LeMagIT : Vous ouvrez des bureaux, certes, mais est-ce à dire qu’il n’y a plus de problèmes de notoriété ?
Dean Stoecker : Nous constatons la même chose un peu partout dans le monde. Il y a des acteurs locaux qui ont une influence locale, comme Dataiku en France. Mais nous n’avons pas vraiment de problème [de notoriété mondiale]. Je dirais même que le problème est inversé. Nous voyons Dataiku en Europe et au Moyen-Orient. Mais pas du tout aux États-Unis. Je pense que c’est plutôt eux [les acteurs locaux] qui ont plus gros défi géographique que nous.
D’ailleurs l’une des raisons principales pour lesquelles nous sommes entrés en bourse (IPO) en 2017, c’est que nous savions que la notoriété de la marque allait être importante… Et cet IPO nous a donné de la notoriété.
Cible d’une OPA ?
LeMagIT : Maintenant que vous êtes coté, n’avez-vous pas peur d’une OPA et d’être racheté par une grande entreprise comme Google ou autre ?
Dean Stoecker : Être acheté par eux ? [Il sourit]
LeMagIT : Oui, ils aiment tous beaucoup acheter en ce moment…
Dean Stoecker : Eh bien, je pense que la plupart de ces entreprises n’ont pas encore compris la valeur d’une plate-forme comme la nôtre.
Leur chance aurait été de nous racheter avant que nous ne rentrions en bourse. Aujourd’hui, c’est presque impossible pour eux de le faire (NDR : à date de publication, la valorisation d’Alteryx est de 6,45 milliards $. En guise de comparaison, Salesforce a payé Tableau 16 milliards cette année et, par le passé, SAP et IBM ont chacun mis 5 milliards pour BO et Cognos.
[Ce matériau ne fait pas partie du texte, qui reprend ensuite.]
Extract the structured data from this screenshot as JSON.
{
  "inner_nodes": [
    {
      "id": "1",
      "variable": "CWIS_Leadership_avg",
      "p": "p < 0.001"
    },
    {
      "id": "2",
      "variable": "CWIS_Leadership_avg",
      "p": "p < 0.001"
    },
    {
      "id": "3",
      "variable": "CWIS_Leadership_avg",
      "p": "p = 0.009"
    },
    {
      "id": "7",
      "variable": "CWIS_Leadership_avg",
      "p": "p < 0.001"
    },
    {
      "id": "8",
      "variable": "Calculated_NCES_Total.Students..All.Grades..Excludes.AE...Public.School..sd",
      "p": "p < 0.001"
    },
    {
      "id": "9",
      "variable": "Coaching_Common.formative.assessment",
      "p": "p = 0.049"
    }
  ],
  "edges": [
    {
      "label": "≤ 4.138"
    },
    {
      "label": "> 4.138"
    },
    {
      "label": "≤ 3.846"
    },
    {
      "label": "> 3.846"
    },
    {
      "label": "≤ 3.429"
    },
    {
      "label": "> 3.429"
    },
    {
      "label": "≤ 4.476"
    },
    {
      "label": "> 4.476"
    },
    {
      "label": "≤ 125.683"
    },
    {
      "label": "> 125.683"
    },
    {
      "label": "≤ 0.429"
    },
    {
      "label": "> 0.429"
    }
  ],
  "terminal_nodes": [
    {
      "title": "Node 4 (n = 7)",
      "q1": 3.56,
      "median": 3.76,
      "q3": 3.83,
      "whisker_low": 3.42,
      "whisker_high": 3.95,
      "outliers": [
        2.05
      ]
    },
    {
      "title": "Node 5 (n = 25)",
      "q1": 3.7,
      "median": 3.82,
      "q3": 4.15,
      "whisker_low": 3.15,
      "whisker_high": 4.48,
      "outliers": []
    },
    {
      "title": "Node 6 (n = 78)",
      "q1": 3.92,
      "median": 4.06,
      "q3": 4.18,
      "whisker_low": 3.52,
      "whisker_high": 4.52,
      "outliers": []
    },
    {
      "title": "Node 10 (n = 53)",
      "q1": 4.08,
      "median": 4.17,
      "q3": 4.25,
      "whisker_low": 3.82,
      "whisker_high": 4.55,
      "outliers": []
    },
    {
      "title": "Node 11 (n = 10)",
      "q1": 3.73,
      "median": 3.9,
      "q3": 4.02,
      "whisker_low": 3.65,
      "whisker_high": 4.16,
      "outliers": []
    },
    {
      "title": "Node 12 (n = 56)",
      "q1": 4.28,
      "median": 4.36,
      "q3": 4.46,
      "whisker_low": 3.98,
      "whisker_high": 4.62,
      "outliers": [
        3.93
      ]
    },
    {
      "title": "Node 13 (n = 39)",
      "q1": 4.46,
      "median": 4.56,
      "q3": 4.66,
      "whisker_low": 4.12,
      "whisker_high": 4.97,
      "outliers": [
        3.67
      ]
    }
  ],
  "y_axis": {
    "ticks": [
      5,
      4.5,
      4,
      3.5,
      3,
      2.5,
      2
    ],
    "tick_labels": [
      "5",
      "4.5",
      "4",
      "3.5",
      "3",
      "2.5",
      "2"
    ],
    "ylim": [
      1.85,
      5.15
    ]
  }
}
Le prix d’Alteryx est donc élevé, mais il reste accessible à ces géants aux poches pleines).
Et puis je n’ai pas l’intention de vendre ! Nous n’en sommes qu’à la première manche d’une longue partie et je pense que nous allons être les bénéficiaires naturels de la démocratisation de la Data Science et de l’émergence « des Citizen Data Scientists ».